The 43rd Division (第43師団, Dai-yonjūsan Shidan) was an infantry division of the Imperial Japanese Army. Its call sign was the Honor Division (誉兵団, Homare Heidan).

The Imperial Japanese Army (IJA) 43rd Division was raised as a triangular division (type B, standard) on 10 June 1943 in Nagoya, simultaneously with 42nd, 46th and 47th divisions. The nucleus for the formation was the headquarters of the 3rd division and the 63rd independent infantry brigade. The 43rd division was assigned to the Central District Army upon formation.

In April 1944, the 43rd division was assigned to 31st army and reorganized to a marine (mixed) division, with artillery and engineer regiments absorbed by infantry regiments. Also, Yoshitsugu Saitō was appointed as divisional commander instead of Prince Kaya Tsunenori.

The bulk of the 43rd division left Tateyama, Chiba on 14 May 1944 and reached Saipan uneventfully on 19 May 1944. It was the last successful (8th) of the so-called Pine transport transfers. The 118th infantry regiment was late for the 8th Pine transport, which sailed from Yokohama on 29 May 1944 as convoy 3530, and suffered two-thirds losses from a US submarine attack on 4 June 1944 before arriving in Saipan on 9 June 1944.

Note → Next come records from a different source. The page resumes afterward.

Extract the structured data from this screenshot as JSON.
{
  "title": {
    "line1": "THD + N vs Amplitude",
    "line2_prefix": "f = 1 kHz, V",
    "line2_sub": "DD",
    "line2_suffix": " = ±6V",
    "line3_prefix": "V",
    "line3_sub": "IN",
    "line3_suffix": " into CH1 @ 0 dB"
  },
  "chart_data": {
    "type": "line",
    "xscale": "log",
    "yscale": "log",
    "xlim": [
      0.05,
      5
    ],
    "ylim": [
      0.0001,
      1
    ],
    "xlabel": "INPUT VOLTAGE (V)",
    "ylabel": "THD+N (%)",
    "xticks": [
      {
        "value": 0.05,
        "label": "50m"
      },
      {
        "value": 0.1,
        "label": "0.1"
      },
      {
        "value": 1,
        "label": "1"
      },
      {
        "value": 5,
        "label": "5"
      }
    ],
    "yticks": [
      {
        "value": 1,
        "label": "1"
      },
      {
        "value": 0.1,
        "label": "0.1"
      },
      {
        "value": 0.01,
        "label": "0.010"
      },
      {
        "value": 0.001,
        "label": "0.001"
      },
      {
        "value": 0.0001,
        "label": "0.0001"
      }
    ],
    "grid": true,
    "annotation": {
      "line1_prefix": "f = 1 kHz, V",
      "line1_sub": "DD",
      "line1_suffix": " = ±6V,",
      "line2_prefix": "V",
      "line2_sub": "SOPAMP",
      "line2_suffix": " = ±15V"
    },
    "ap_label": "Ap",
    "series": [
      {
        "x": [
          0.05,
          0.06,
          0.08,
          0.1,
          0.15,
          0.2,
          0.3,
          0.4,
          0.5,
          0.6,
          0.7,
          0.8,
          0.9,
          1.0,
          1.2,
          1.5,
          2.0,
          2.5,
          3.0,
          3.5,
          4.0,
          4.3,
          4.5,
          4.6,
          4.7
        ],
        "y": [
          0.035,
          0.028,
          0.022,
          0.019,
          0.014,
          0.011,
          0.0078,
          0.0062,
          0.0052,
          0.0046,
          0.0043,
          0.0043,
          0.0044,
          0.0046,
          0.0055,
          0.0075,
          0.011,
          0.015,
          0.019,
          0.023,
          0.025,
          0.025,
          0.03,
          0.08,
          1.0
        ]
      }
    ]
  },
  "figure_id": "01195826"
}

About 9000 troops and 13 artillery pieces of the 43rd division then dug in around Mount Tapochau, with the rest spread over the southern part of Saipan island. Overall, the 43rd division managed to add one line of trenches to the pre-existing defences before the arrival of the US invasion fleet on 13 June 1944.

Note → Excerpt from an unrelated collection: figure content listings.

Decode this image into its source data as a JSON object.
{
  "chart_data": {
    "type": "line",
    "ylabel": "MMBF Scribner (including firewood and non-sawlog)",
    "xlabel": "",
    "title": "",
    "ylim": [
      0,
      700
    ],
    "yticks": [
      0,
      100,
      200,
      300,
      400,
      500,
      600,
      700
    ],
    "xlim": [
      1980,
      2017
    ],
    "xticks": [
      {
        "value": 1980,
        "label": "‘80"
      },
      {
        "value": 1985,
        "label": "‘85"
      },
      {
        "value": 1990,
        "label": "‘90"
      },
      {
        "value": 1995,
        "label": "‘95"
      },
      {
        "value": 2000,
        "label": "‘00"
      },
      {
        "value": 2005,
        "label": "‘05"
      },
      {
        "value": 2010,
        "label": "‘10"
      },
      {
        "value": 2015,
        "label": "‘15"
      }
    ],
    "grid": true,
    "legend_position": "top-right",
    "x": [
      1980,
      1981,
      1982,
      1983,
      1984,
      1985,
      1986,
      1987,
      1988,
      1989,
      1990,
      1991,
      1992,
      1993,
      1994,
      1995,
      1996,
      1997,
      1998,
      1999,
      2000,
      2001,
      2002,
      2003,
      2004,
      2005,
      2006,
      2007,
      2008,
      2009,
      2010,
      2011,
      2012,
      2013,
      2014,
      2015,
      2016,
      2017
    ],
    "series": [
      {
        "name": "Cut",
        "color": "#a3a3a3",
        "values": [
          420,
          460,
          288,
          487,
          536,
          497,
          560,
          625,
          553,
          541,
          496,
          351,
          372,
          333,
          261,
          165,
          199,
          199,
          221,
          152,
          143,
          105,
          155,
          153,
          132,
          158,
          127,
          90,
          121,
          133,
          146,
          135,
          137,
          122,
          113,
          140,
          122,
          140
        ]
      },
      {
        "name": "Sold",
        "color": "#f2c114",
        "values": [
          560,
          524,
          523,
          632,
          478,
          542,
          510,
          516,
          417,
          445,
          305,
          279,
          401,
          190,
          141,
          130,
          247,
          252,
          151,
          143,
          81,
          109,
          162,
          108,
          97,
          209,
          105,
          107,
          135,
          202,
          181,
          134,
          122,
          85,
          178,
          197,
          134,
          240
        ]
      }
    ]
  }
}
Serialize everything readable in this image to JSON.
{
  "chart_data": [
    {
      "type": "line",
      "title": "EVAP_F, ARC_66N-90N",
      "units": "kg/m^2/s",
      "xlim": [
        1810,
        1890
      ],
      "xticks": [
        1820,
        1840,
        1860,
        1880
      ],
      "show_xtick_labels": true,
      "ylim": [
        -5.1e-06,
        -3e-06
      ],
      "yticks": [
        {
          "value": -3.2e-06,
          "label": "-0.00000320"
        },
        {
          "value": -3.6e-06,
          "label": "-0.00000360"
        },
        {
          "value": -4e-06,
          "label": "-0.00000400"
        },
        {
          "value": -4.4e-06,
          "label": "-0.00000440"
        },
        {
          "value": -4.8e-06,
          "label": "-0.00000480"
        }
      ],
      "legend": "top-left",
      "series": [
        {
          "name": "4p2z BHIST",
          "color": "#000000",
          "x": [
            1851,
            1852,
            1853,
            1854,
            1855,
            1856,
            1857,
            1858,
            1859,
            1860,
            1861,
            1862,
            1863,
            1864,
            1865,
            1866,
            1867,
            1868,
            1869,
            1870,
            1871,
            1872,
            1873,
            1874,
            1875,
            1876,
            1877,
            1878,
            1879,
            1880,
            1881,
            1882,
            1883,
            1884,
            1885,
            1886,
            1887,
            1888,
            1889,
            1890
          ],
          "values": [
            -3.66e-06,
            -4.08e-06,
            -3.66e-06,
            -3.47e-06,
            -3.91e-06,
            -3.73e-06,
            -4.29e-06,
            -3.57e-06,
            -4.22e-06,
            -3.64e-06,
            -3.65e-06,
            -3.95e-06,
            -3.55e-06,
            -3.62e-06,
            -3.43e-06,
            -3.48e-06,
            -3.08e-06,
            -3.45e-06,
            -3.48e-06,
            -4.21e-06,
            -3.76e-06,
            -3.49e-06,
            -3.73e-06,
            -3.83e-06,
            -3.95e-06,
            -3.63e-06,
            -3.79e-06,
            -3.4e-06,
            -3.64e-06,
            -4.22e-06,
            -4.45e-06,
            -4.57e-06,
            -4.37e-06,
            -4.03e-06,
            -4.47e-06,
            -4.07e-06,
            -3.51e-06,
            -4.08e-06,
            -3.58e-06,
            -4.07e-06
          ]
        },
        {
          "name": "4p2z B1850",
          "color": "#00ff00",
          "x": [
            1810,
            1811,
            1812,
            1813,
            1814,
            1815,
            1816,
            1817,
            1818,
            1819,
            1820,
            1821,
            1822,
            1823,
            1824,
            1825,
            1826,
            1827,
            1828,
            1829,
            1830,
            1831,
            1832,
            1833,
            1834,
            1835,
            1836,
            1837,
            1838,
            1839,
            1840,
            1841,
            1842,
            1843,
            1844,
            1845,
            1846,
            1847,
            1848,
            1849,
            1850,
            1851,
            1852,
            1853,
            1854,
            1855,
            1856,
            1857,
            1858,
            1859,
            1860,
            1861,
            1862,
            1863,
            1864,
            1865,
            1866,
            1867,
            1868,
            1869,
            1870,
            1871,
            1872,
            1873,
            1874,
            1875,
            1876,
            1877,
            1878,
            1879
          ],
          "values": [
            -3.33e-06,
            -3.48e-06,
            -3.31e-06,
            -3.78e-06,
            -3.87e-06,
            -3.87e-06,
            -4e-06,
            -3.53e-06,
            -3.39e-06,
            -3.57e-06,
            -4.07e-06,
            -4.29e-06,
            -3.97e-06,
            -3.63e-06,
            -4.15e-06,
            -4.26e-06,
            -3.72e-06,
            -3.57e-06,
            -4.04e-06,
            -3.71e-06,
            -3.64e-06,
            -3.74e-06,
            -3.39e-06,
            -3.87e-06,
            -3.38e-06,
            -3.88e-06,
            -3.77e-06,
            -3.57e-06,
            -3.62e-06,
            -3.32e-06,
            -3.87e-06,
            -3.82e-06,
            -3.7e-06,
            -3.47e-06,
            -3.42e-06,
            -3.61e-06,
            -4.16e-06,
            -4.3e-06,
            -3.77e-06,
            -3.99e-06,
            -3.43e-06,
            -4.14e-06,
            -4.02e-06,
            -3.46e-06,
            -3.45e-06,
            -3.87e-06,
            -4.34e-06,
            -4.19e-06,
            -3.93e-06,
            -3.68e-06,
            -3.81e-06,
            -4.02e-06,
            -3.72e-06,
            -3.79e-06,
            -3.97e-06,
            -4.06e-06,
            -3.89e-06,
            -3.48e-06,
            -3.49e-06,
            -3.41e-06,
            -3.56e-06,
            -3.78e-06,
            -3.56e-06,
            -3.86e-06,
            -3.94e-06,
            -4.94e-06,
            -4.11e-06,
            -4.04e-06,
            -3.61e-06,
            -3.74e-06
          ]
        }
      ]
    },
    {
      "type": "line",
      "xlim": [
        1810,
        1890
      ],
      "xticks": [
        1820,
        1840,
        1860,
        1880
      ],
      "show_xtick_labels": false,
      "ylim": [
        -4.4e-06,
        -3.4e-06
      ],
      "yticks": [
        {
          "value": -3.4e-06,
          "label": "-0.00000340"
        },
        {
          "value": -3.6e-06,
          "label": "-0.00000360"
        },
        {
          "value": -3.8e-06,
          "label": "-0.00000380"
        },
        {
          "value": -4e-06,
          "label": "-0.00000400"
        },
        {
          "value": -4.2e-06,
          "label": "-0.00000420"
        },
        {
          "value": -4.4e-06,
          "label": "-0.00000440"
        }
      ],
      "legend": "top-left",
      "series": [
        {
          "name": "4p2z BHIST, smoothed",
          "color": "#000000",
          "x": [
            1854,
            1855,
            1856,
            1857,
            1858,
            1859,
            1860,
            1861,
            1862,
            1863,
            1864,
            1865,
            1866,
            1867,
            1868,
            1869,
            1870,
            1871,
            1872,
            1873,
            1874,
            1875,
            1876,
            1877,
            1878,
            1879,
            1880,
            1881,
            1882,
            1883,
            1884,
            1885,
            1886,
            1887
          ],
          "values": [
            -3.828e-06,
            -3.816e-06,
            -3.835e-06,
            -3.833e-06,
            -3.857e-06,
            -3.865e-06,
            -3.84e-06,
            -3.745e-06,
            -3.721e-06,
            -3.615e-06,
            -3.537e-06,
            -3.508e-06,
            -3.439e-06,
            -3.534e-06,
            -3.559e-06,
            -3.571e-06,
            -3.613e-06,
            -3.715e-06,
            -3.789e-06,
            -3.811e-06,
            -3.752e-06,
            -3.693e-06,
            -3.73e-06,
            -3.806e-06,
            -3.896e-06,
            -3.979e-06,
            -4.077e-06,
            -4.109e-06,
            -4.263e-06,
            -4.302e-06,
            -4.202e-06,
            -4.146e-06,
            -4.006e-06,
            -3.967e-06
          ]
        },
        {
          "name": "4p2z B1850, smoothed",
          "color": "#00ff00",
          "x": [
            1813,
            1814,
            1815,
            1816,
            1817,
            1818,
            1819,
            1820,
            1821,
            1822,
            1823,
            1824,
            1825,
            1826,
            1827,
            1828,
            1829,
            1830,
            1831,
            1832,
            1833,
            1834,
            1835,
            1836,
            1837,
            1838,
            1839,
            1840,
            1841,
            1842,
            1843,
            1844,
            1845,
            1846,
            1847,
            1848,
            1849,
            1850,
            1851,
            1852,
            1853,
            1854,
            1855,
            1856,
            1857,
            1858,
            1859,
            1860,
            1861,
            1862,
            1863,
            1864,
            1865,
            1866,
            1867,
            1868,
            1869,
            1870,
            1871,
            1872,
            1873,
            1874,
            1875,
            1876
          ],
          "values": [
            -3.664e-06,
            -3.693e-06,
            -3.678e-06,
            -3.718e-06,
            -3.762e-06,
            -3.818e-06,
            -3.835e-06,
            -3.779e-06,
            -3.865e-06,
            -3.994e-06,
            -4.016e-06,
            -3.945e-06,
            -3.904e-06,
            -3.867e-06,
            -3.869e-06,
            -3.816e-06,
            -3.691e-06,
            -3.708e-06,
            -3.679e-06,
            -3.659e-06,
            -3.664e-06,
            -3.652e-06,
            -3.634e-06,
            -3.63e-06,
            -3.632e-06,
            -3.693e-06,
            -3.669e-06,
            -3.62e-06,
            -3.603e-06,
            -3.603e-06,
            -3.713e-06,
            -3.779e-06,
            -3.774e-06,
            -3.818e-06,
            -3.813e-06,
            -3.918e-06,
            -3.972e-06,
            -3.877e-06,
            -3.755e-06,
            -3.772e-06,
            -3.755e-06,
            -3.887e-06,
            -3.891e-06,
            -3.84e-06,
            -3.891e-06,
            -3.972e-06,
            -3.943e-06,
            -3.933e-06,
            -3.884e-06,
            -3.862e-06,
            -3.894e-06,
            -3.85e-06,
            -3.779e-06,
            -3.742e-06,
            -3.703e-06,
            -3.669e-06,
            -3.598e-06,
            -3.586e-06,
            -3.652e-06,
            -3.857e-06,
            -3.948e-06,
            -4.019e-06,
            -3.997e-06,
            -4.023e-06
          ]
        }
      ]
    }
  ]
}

The battle of Saipan began with US landings on 15 June 1944. On 17 June 1944 at 2:30 a.m., a large counter-attack was performed by the 43rd division together with the 9th armored regiment of the 1st tank division. Although the division was able to re-capture the local high ground around Hinashita hill, the Japanese gains were dramatically reversed in the morning of 18 June 1944, when the US forces captured Hinashita hill and an airfield in the south of the island largely intact. By 24 June 1944, the 43rd division was reduced to four battalions of infantry and a half-battalion of artillery.

On 27 June 1944, as the Mount Tapochau defences were failing rapidly, Yoshitsugu Saitō, the 43rd division commander, radioed Tokyo asking for either reinforcements or evacuation by air. At that point, he estimated resistance could continue until 10 July 1944. By 5 July 1944 the position of the 43rd division was hopeless, so Yoshitsugu Saitō ordered to prepare for a suicidal banzai charge, starting at the dawn of 7 July 1944 with a force of 4,000 men, most of them already wounded. The 43rd division was annihilated in this banzai charge, killing 658 US servicemen in its final day.